As Emma Cockburn, Scotland co-ordinator for Campaign Against Arms Trade, notes in the Courant piece: “We had massive arms companies, like Boeing and Babcock, make deals with the UK Government to produce ventilators for the NHS. What we saw, literally overnight, was arms companies diversify their production lines to move from creating weapons or engines to making ventilators.” Cockburn continues: “So we’ve seen something happen overnight that we’ve been told for decades was just not possible.

“With the tiniest bit of government intervention, I can only imagine what it would be like if we managed to force hands into actively training those workers and getting those production lines to change.”

“Because we do not want those jobs to disappear”, she concludes. “We want them to change towards building a society that doesn’t contribute or profit from death and destruction.”

So the challenge is imaginative as much as it is pragmatic – that oppressive and depressing status quo (or worse) of Smith and co.

This is a world pressing upon us upheavals from climate worsening, all kinds of radical automation, migration pressures and health pathologies of the body and mind.

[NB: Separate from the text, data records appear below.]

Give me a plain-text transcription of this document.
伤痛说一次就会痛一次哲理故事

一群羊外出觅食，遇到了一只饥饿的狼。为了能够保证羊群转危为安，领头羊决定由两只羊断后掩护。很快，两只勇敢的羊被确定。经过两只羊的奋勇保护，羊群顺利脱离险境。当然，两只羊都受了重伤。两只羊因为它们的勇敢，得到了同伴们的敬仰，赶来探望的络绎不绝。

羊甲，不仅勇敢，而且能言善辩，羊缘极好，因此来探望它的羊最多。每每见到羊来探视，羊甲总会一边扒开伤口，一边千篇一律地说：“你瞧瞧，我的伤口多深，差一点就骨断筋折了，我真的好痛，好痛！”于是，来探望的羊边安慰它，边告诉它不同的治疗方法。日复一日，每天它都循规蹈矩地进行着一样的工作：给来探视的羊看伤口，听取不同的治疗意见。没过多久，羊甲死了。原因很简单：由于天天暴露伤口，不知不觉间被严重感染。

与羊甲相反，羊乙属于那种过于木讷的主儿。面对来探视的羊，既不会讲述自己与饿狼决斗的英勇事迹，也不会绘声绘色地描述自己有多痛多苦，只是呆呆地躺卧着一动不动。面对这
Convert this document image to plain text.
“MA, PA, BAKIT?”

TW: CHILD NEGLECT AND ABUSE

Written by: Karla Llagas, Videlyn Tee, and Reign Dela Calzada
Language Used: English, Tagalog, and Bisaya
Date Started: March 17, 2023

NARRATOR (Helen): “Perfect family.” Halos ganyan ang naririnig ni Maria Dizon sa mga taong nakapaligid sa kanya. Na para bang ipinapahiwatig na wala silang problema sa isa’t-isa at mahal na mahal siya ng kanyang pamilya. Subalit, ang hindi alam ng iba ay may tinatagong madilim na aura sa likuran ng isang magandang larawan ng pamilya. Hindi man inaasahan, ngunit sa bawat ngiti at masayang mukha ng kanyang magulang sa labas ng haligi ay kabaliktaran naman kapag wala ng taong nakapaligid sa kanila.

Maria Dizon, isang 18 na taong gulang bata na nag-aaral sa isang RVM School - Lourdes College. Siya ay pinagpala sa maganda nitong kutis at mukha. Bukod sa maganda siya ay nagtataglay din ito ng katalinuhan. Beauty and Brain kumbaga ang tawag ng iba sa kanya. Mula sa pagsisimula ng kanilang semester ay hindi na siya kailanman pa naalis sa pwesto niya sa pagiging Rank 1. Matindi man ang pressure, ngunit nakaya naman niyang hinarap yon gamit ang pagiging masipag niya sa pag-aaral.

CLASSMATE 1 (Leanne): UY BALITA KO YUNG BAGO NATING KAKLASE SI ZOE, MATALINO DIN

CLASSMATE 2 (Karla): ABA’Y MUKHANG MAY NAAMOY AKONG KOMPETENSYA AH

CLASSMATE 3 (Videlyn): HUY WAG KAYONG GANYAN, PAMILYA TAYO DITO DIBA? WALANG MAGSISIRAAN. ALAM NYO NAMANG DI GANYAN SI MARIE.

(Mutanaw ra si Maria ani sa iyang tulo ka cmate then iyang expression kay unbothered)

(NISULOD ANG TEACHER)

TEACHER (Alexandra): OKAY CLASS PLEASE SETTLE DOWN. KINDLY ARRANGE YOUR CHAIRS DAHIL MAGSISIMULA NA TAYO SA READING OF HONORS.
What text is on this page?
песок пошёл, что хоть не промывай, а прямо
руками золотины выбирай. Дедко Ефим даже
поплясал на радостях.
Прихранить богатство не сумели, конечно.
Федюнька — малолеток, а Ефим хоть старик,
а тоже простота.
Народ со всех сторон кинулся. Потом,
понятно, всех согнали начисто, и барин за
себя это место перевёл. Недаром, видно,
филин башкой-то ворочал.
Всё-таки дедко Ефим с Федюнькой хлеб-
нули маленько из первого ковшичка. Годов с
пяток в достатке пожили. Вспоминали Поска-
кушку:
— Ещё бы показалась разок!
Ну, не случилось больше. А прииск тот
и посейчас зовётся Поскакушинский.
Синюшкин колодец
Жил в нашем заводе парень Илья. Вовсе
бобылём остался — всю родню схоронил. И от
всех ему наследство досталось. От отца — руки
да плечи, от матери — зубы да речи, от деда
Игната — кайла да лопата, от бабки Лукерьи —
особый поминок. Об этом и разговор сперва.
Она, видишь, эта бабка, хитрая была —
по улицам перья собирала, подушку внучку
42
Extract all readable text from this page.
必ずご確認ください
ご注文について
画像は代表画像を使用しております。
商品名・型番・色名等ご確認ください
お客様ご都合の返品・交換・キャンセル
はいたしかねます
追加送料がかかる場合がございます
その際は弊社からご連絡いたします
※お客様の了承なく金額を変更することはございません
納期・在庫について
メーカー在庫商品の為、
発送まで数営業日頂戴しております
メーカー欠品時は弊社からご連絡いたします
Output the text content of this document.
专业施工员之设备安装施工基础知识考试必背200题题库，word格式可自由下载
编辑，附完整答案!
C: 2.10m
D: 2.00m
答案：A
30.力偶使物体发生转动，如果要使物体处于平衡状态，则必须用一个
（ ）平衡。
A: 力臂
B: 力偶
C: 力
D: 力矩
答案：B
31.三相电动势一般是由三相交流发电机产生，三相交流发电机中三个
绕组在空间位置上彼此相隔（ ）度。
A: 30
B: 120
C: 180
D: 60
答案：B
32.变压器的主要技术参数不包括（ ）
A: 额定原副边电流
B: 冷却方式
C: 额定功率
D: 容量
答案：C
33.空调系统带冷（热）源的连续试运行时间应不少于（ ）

Is war-enabling really the best use of around 10,000 defence workers and the £1.9bn they bring to the Scottish economy?

Are these the kinds of systems and objects we want to contribute to a planet that hardly needs more destabilisation? Can’t we still try to see a new “warship factory” as an abomination, and even begin to imagine what a “peaceship factory” would make?

More questions than answers (please do provide). But I still reserve my right to flip BAE Systems one, as and when appropriate.